I write this to remind us that the face of climate change is a very human face indeed. Literally billions of humans will be negatively affected by the climate crisis, with those in poorer, developing countries feeling the brunt of the warming world’s effects.
So next time you think about climate change, don’t just think about the loss of countless species, some even as cute and cuddly as penguins and polar bears. Their loss is a tragedy, one that climate change activist and economist Eban Goodstein eloquently argues will impoverish our economy, our lives and our very spirit. Massive species extinction presents a clear moral imperative and a primary motivation for tackling the climate change.
But remember that their is also another, very human face to the climate crisis. If left unchecked, climate change will takes its toll on billions of our fellow humans, devastating the lives of many millions.
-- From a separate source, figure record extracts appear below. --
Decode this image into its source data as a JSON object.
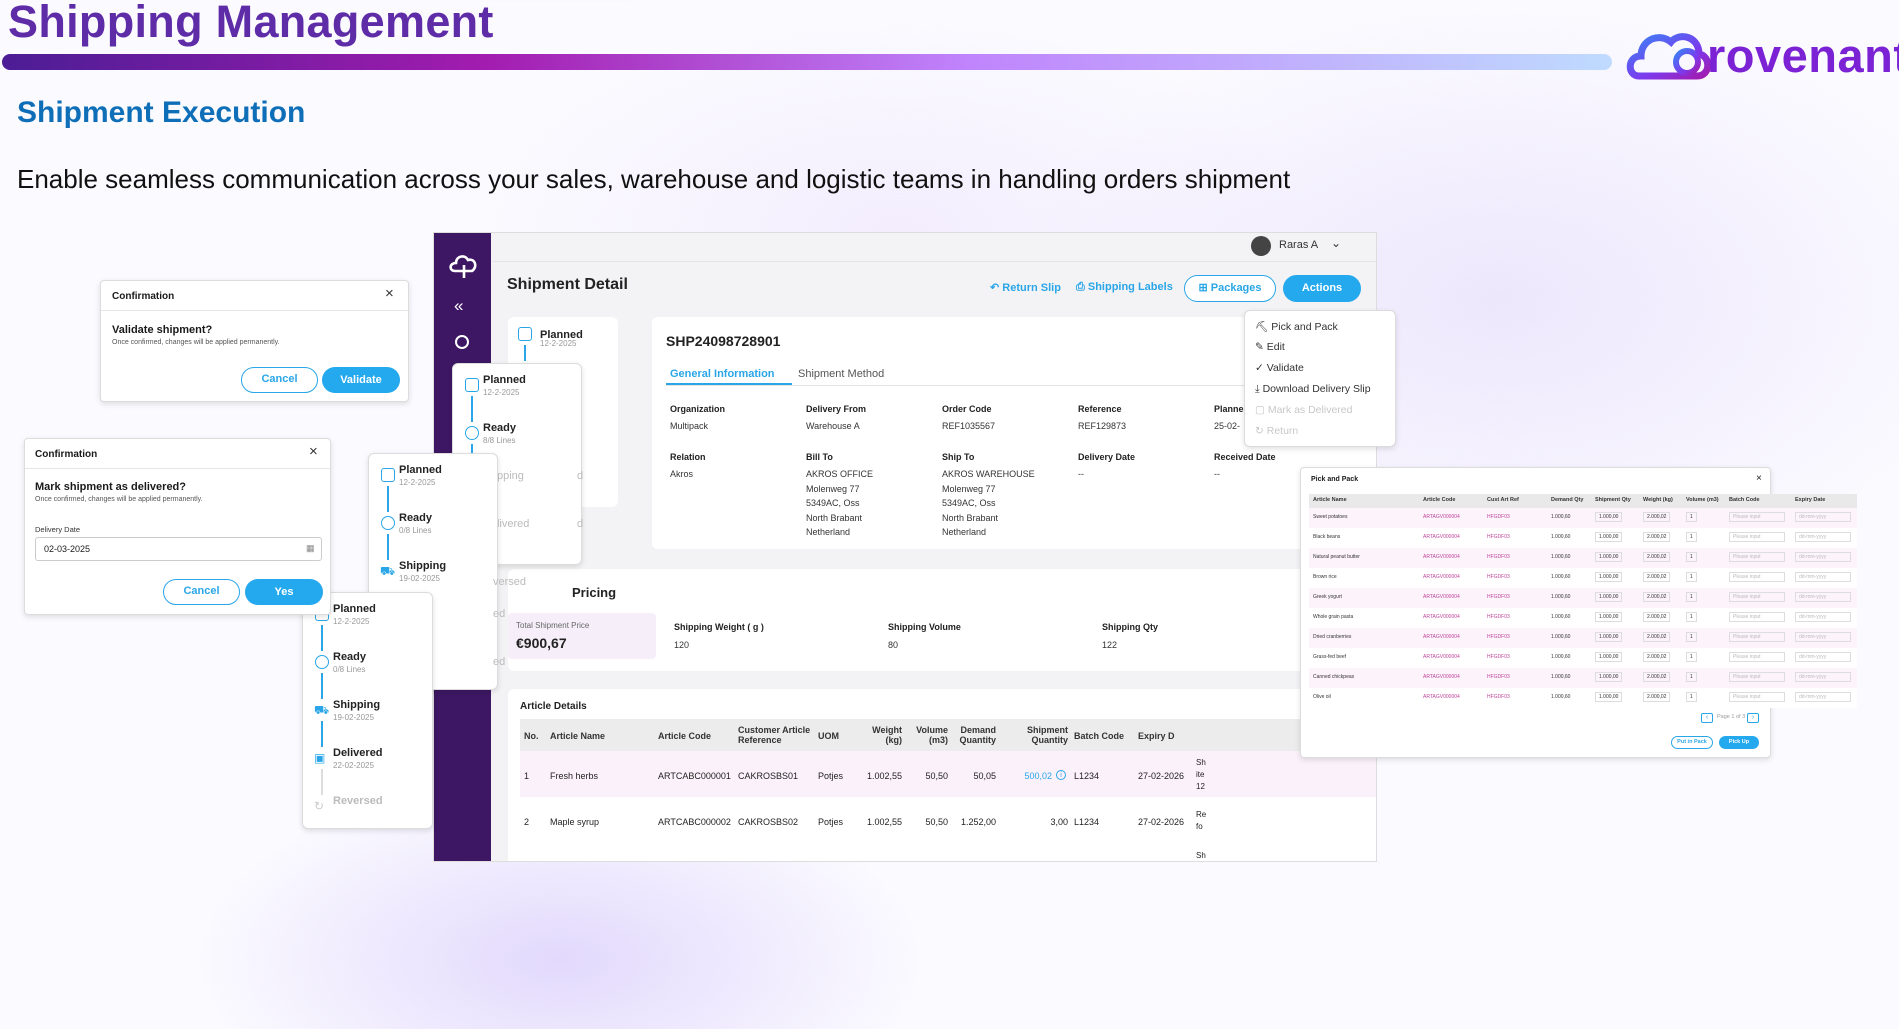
{
  "header": {
    "title": "Shipping Management",
    "logo_text": "rovenant",
    "subtitle": "Shipment Execution",
    "tagline": "Enable seamless communication across your sales, warehouse and logistic teams in handling orders shipment"
  },
  "colors": {
    "purple": "#5f2ca8",
    "blue": "#0e6fb8",
    "accent": "#24a8ee",
    "sidebar": "#3d1763"
  },
  "dialog_validate": {
    "title": "Confirmation",
    "question": "Validate shipment?",
    "note": "Once confirmed, changes will be applied permanently.",
    "cancel": "Cancel",
    "confirm": "Validate"
  },
  "dialog_delivered": {
    "title": "Confirmation",
    "question": "Mark shipment as delivered?",
    "note": "Once confirmed, changes will be applied permanently.",
    "date_label": "Delivery Date",
    "date_value": "02-03-2025",
    "cancel": "Cancel",
    "confirm": "Yes"
  },
  "timeline1": [
    {
      "title": "Planned",
      "sub": "12-2-2025"
    },
    {
      "title": "Ready",
      "sub": "8/8 Lines"
    }
  ],
  "timeline2": [
    {
      "title": "Planned",
      "sub": "12-2-2025"
    },
    {
      "title": "Ready",
      "sub": "0/8 Lines"
    },
    {
      "title": "Shipping",
      "sub": "19-02-2025"
    }
  ],
  "timeline3": [
    {
      "title": "Planned",
      "sub": "12-2-2025"
    },
    {
      "title": "Ready",
      "sub": "0/8 Lines"
    },
    {
      "title": "Shipping",
      "sub": "19-02-2025"
    },
    {
      "title": "Delivered",
      "sub": "22-02-2025"
    },
    {
      "title": "Reversed",
      "sub": ""
    }
  ],
  "ghost": {
    "g1": "pping",
    "g2": "livered",
    "g3": "versed",
    "g4": "ed",
    "g5": "ed",
    "g6": "d",
    "g7": "d"
  },
  "detail": {
    "user": "Raras A",
    "title": "Shipment Detail",
    "return_slip": "Return Slip",
    "shipping_labels": "Shipping Labels",
    "packages": "Packages",
    "actions": "Actions",
    "step_title": "Planned",
    "step_sub": "12-2-2025",
    "code": "SHP24098728901",
    "tab_general": "General Information",
    "tab_method": "Shipment Method",
    "fields": [
      {
        "label": "Organization",
        "value": "Multipack"
      },
      {
        "label": "Delivery From",
        "value": "Warehouse A"
      },
      {
        "label": "Order Code",
        "value": "REF1035567"
      },
      {
        "label": "Reference",
        "value": "REF129873"
      },
      {
        "label": "Planne",
        "value": "25-02-"
      }
    ],
    "fields2": [
      {
        "label": "Relation",
        "value": "Akros"
      },
      {
        "label": "Bill To",
        "value": "AKROS OFFICE\nMolenweg 77\n5349AC, Oss\nNorth Brabant\nNetherland"
      },
      {
        "label": "Ship To",
        "value": "AKROS WAREHOUSE\nMolenweg 77\n5349AC, Oss\nNorth Brabant\nNetherland"
      },
      {
        "label": "Delivery Date",
        "value": "--"
      },
      {
        "label": "Received Date",
        "value": "--"
      }
    ],
    "pricing_title": "Pricing",
    "total_label": "Total Shipment Price",
    "total_value": "€900,67",
    "metrics": [
      {
        "label": "Shipping Weight ( g )",
        "value": "120"
      },
      {
        "label": "Shipping Volume",
        "value": "80"
      },
      {
        "label": "Shipping Qty",
        "value": "122"
      }
    ],
    "articles_title": "Article Details",
    "columns": [
      "No.",
      "Article Name",
      "Article Code",
      "Customer Article Reference",
      "UOM",
      "Weight (kg)",
      "Volume (m3)",
      "Demand Quantity",
      "Shipment Quantity",
      "Batch Code",
      "Expiry D"
    ],
    "rows": [
      [
        "1",
        "Fresh herbs",
        "ARTCABC000001",
        "CAKROSBS01",
        "Potjes",
        "1.002,55",
        "50,50",
        "50,05",
        "500,02",
        "L1234",
        "27-02-2026",
        "Sh ite 12"
      ],
      [
        "2",
        "Maple syrup",
        "ARTCABC000002",
        "CAKROSBS02",
        "Potjes",
        "1.002,55",
        "50,50",
        "1.252,00",
        "3,00",
        "L1234",
        "27-02-2026",
        "Re fo"
      ]
    ],
    "row3_tail": "Sh"
  },
  "menu": [
    "Pick and Pack",
    "Edit",
    "Validate",
    "Download Delivery Slip",
    "Mark as Delivered",
    "Return"
  ],
  "pick": {
    "title": "Pick and Pack",
    "columns": [
      "Article Name",
      "Article Code",
      "Cust Art Ref",
      "Demand Qty",
      "Shipment Qty",
      "Weight (kg)",
      "Volume (m3)",
      "Batch Code",
      "Expiry Date"
    ],
    "rows": [
      [
        "Sweet potatoes",
        "ARTAGV000004",
        "HFGDF03",
        "1.000,60",
        "1.000,00",
        "2.000,02",
        "1"
      ],
      [
        "Black beans",
        "ARTAGV000004",
        "HFGDF03",
        "1.000,60",
        "1.000,00",
        "2.000,02",
        "1"
      ],
      [
        "Natural peanut butter",
        "ARTAGV000004",
        "HFGDF03",
        "1.000,60",
        "1.000,00",
        "2.000,02",
        "1"
      ],
      [
        "Brown rice",
        "ARTAGV000004",
        "HFGDF03",
        "1.000,60",
        "1.000,00",
        "2.000,02",
        "1"
      ],
      [
        "Greek yogurt",
        "ARTAGV000004",
        "HFGDF03",
        "1.000,60",
        "1.000,00",
        "2.000,02",
        "1"
      ],
      [
        "Whole grain pasta",
        "ARTAGV000004",
        "HFGDF03",
        "1.000,60",
        "1.000,00",
        "2.000,02",
        "1"
      ],
      [
        "Dried cranberries",
        "ARTAGV000004",
        "HFGDF03",
        "1.000,60",
        "1.000,00",
        "2.000,02",
        "1"
      ],
      [
        "Grass-fed beef",
        "ARTAGV000004",
        "HFGDF03",
        "1.000,60",
        "1.000,00",
        "2.000,02",
        "1"
      ],
      [
        "Canned chickpeas",
        "ARTAGV000004",
        "HFGDF03",
        "1.000,60",
        "1.000,00",
        "2.000,02",
        "1"
      ],
      [
        "Olive oil",
        "ARTAGV000004",
        "HFGDF03",
        "1.000,60",
        "1.000,00",
        "2.000,02",
        "1"
      ]
    ],
    "batch_ph": "Please input",
    "expiry_ph": "dd-mm-yyyy",
    "pager": "Page 1 of 3",
    "btn_pack": "Put in Pack",
    "btn_pick": "Pick Up"
  }
}
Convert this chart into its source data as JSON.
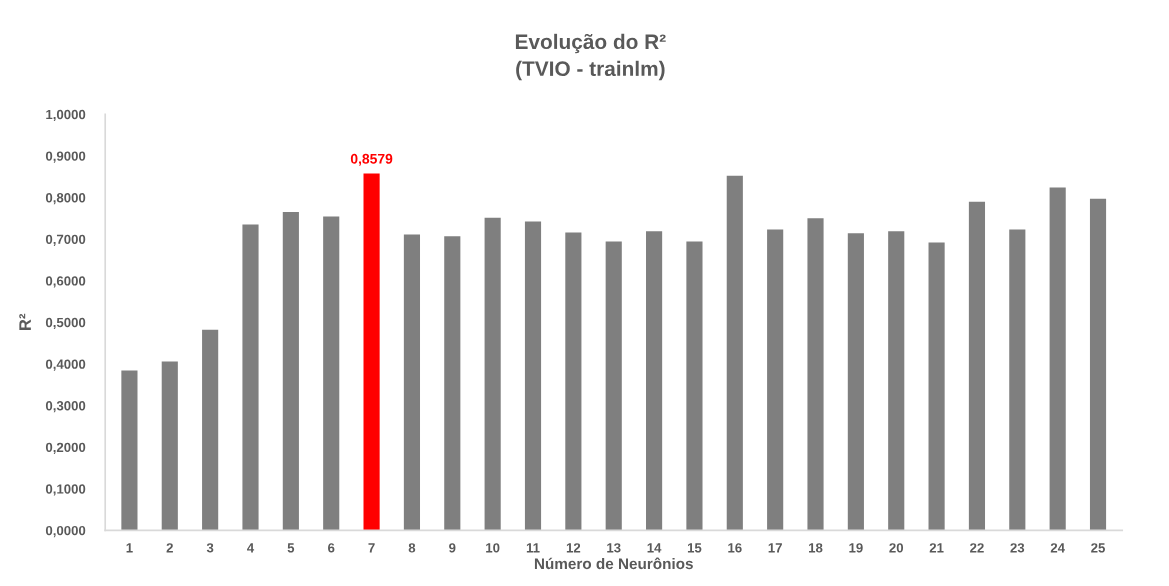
{
  "chart_data": {
    "type": "bar",
    "title": "Evolução do R²\n(TVIO - trainlm)",
    "xlabel": "Número de Neurônios",
    "ylabel": "R²",
    "categories": [
      "1",
      "2",
      "3",
      "4",
      "5",
      "6",
      "7",
      "8",
      "9",
      "10",
      "11",
      "12",
      "13",
      "14",
      "15",
      "16",
      "17",
      "18",
      "19",
      "20",
      "21",
      "22",
      "23",
      "24",
      "25"
    ],
    "values": [
      0.384,
      0.406,
      0.482,
      0.735,
      0.765,
      0.754,
      0.8579,
      0.711,
      0.707,
      0.751,
      0.742,
      0.716,
      0.694,
      0.719,
      0.694,
      0.852,
      0.723,
      0.75,
      0.714,
      0.719,
      0.692,
      0.79,
      0.723,
      0.824,
      0.797
    ],
    "colors": [
      "#7f7f7f",
      "#7f7f7f",
      "#7f7f7f",
      "#7f7f7f",
      "#7f7f7f",
      "#7f7f7f",
      "#ff0000",
      "#7f7f7f",
      "#7f7f7f",
      "#7f7f7f",
      "#7f7f7f",
      "#7f7f7f",
      "#7f7f7f",
      "#7f7f7f",
      "#7f7f7f",
      "#7f7f7f",
      "#7f7f7f",
      "#7f7f7f",
      "#7f7f7f",
      "#7f7f7f",
      "#7f7f7f",
      "#7f7f7f",
      "#7f7f7f",
      "#7f7f7f",
      "#7f7f7f"
    ],
    "value_labels": [
      null,
      null,
      null,
      null,
      null,
      null,
      "0,8579",
      null,
      null,
      null,
      null,
      null,
      null,
      null,
      null,
      null,
      null,
      null,
      null,
      null,
      null,
      null,
      null,
      null,
      null
    ],
    "ylim": [
      0,
      1
    ],
    "yticks": [
      {
        "value": 0,
        "label": "0,0000"
      },
      {
        "value": 0.1,
        "label": "0,1000"
      },
      {
        "value": 0.2,
        "label": "0,2000"
      },
      {
        "value": 0.3,
        "label": "0,3000"
      },
      {
        "value": 0.4,
        "label": "0,4000"
      },
      {
        "value": 0.5,
        "label": "0,5000"
      },
      {
        "value": 0.6,
        "label": "0,6000"
      },
      {
        "value": 0.7,
        "label": "0,7000"
      },
      {
        "value": 0.8,
        "label": "0,8000"
      },
      {
        "value": 0.9,
        "label": "0,9000"
      },
      {
        "value": 1,
        "label": "1,0000"
      }
    ]
  }
}
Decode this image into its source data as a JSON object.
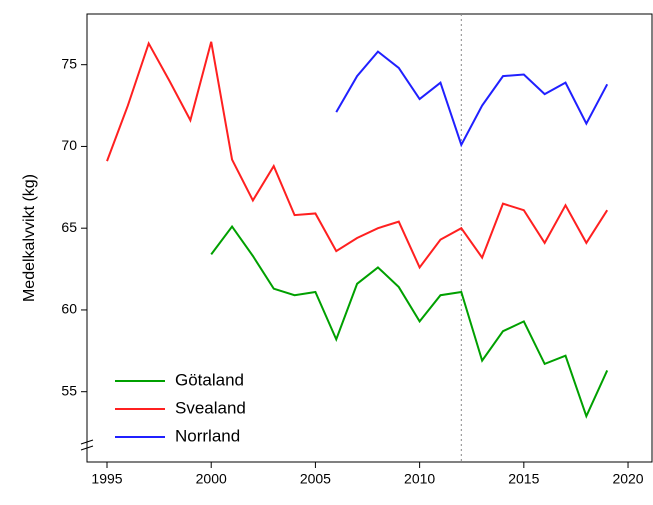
{
  "chart_data": {
    "type": "line",
    "y_label": "Medelkalvvikt (kg)",
    "x": [
      1995,
      1996,
      1997,
      1998,
      1999,
      2000,
      2001,
      2002,
      2003,
      2004,
      2005,
      2006,
      2007,
      2008,
      2009,
      2010,
      2011,
      2012,
      2013,
      2014,
      2015,
      2016,
      2017,
      2018,
      2019
    ],
    "series": [
      {
        "name": "Götaland",
        "color": "#00a000",
        "values": [
          null,
          null,
          null,
          null,
          null,
          63.4,
          65.1,
          63.3,
          61.3,
          60.9,
          61.1,
          58.2,
          61.6,
          62.6,
          61.4,
          59.3,
          60.9,
          61.1,
          56.9,
          58.7,
          59.3,
          56.7,
          57.2,
          53.5,
          56.3
        ]
      },
      {
        "name": "Svealand",
        "color": "#ff2020",
        "values": [
          69.1,
          72.5,
          76.3,
          74.0,
          71.6,
          76.4,
          69.2,
          66.7,
          68.8,
          65.8,
          65.9,
          63.6,
          64.4,
          65.0,
          65.4,
          62.6,
          64.3,
          65.0,
          63.2,
          66.5,
          66.1,
          64.1,
          66.4,
          64.1,
          66.1
        ]
      },
      {
        "name": "Norrland",
        "color": "#2020ff",
        "values": [
          null,
          null,
          null,
          null,
          null,
          null,
          null,
          null,
          null,
          null,
          null,
          72.1,
          74.3,
          75.8,
          74.8,
          72.9,
          73.9,
          70.1,
          72.5,
          74.3,
          74.4,
          73.2,
          73.9,
          71.4,
          73.8
        ]
      }
    ],
    "xlim": [
      1994.04,
      2021.15
    ],
    "xticks": [
      1995,
      2000,
      2005,
      2010,
      2015,
      2020
    ],
    "ylim": [
      50.7,
      78.1
    ],
    "yticks": [
      55,
      60,
      65,
      70,
      75
    ],
    "reference_line_x": 2012,
    "legend": "lower-left"
  }
}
I fast today to remember this human face of the climate crisis and to urge our leaders to take this crisis as seriously as I do, to take action now, and to rise to the challenge and seize the tremendous opportunity the climate crisis presents.
The dark future described in the IPCC report hangs over us, but another future is possible, a brighter future where the climate crisis is the catalyst for a sustainable, just energy future. It is up to each one of us to decide which future we want to live in, and make that future a reality.
hey jesse,
thanks for the post. For those of us working in highly vulnerable areas, it is encouraging to hear some attention be placed on the issues that, vis-a-vis the mediocre response of governments, are becoming inevitable. Today I visited a community in the what used to be called the coral coast of Fiji to find out what they are doing for a living now the reefs are dead and they can no longer fish there. While there are many reasons for the dead of the reefs, one of them is extreme weather events often hitting the area. MOst of the males in teh communities are now moving to the city where they find odd jobs and live in slums. Once you start linking the dots you realize that something is happening in front of us, but we keep getting caught up in the politics and pointless discussions.
thanks for your efforts.
greetings from the south pacific
It’s great for us to feel what it feels like when you don’t eat for some prolonged time. This is exactly what it will be like for millions if not billions if we don’t prevent the climate from reaching tipping points — and it looks like these tipping points are probably very near (something has to be done quickly).
i want to know how the climate chnage effect people in south asia? the heat waves, monsoon, and so on. how people are facing with it?